A commercial hire purchase car loan is a unique way for businesses to buy vehicles.
Instead of going through the traditional financing process of borrowing a large sum or money to buy a vehicle, the lender buys the vehicle for the company. In turn, the company then hires out or rents the vehicle from the lender, making monthly payments for that service. Eventually, the purchase price is paid off and the vehicle can either become property of the business or it can be traded in or refinanced. You might think that this sounds like an odd way to buy a car, but it can work well for businesses. Instead of having a large debt on their books for several years, they merely have a monthly rental payment. This small change can make a big difference in the overall financial standing of most companies.
Why Choose A Commercial Hire Purchase Car Loan?
Value – If you take out this type of car loan, you are more likely to retain higher residual value. Based on the type of vehicle or vehicles that you purchase, you can get a return of up to sixty percent of the residual value.
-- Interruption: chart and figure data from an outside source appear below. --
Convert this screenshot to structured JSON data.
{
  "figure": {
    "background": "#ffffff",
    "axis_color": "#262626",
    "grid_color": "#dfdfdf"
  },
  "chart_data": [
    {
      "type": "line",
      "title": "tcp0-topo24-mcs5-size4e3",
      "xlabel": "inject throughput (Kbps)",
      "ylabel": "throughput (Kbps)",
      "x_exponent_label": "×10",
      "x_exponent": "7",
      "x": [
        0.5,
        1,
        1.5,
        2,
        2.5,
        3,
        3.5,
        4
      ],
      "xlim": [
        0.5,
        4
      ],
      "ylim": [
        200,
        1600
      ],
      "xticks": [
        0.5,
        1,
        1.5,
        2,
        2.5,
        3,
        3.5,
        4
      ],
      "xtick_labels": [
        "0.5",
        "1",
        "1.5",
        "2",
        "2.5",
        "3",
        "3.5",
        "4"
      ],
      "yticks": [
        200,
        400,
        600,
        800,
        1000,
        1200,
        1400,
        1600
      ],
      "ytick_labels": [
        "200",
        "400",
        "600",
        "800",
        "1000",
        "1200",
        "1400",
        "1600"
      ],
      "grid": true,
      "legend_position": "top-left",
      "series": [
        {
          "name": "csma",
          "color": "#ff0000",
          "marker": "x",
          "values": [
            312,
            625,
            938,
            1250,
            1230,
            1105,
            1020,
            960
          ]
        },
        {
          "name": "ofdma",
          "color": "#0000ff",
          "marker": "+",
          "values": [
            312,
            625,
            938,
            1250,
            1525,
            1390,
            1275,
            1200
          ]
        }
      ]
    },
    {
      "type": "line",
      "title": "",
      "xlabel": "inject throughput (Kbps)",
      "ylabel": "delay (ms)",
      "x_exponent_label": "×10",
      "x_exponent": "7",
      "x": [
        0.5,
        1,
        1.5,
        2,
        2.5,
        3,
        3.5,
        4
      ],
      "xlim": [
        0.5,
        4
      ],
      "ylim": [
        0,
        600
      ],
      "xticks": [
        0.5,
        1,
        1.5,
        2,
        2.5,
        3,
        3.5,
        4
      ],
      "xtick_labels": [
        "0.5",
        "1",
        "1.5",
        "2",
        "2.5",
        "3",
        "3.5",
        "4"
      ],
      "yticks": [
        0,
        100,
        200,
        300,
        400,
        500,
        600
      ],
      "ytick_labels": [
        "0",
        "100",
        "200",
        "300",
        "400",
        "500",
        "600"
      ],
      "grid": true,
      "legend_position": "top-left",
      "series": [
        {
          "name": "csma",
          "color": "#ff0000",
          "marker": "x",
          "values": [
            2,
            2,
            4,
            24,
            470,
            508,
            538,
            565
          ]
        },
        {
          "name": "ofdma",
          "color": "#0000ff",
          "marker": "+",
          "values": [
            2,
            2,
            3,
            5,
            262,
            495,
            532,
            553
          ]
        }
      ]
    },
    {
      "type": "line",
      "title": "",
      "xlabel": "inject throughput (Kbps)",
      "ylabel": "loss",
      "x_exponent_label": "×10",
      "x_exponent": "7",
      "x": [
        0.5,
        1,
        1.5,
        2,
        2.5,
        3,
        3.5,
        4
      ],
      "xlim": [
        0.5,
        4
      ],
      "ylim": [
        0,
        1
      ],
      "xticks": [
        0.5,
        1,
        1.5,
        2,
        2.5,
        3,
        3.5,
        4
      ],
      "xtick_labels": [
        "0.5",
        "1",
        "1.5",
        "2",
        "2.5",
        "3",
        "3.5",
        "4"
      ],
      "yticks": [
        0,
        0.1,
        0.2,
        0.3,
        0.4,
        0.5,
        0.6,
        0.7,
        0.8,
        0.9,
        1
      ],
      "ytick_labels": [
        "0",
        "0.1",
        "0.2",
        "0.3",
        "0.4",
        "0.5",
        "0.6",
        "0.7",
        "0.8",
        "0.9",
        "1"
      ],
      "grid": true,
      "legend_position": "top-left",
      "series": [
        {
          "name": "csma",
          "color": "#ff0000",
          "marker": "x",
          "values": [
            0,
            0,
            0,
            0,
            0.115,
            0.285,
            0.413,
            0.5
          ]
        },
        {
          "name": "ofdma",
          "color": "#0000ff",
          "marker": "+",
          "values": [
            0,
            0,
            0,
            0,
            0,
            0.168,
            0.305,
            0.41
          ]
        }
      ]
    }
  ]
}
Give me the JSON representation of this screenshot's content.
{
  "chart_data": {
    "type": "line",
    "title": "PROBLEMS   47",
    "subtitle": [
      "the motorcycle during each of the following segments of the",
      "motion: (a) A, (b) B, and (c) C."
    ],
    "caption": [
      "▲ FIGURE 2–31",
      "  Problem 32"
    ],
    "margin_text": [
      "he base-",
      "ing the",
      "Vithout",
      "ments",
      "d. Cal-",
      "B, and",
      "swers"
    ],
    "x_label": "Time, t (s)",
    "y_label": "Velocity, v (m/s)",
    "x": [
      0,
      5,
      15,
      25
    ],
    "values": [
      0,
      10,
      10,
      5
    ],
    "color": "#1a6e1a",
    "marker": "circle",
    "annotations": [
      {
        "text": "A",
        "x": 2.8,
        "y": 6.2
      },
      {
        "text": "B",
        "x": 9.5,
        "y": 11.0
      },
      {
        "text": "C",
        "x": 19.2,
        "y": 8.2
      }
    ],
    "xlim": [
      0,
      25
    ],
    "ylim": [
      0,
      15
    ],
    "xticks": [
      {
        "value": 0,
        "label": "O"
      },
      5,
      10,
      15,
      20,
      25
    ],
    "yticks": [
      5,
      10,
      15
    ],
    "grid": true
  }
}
Terms – Much like traditional borrowing options, you can set your term from two to five years based on your ability to pay off the debt. The shorter the term, the less interest you wind up paying which in turn reduces your cost. Because this type of financing is secure, it will garner lower interest rates, which also saves money. Typically, there are no ongoing account maintenance fees and fixed interest rates.
That means that your business can budget for the payments for the life of the debt without worry about fluctuations in the market. If you want to further reduce cost, you can choose to put down a deposit on the vehicle, much like you would do with a traditional financing option.
Taxes – As long as the vehicle is being used for business purposes, you can claim some tax deductions for you costs. This includes, claiming depreciation on it, up to the depreciation limit, as well as claiming the interest you are being charged. When you choose this finance option, there will usually be GST charged on the purchase price but not on the monthly payments or the residual payment. If your company is registered on an accruals basis for GST, you can usually claim the purchase price GST on your BAS as an Input Tax Credit.
It is easy to see why this financing option is available as there are so many benefits to using it. However, it is not for every consumer. Only businesses can actually partake in this option. That includes traditional companies, partnerships, and sole traders. If you are self employed, you can use this option even if the vehicle will sometimes be used for personal tasks. The key is to prove that the majority of the use of that car will be related to work that garners income. Businesses who are currently registered for GST on the accruals accounting basis get the most benefit from this type of loan.
They are able to claim the GST on the purchase price, which is a big tax benefit to them. If you are not currently registered and do not plan to register for the GST on an accruals accounting basis then you might consider other, more standard, financing options. One choice which allows you to have the vehicles you need without adding the burden of debt to your company is to lease a vehicle instead of purchasing one. While you will not gain all of the tax benefits this way, it will save you from actually having a loan on your books.
A commercial hire purchase car loan can be an excellent way to purchase vehicles for your company. You get a fixed interest rate, which allows you to adequately budget for your payments. Financially, you avoid having a to add a large debt to your account which benefits your company financial outlook. More importantly, your business can benefit from the tax incentive that comes with type of financing. If you are already registered for the GST on accruals basis, you should look into this option and if not you might want to consider whether or not registering is suitable to your company. Remember to carefully weigh all of the pros and cons to the unique financial needs of your company before making any final decisions. Only you know what is best for your business.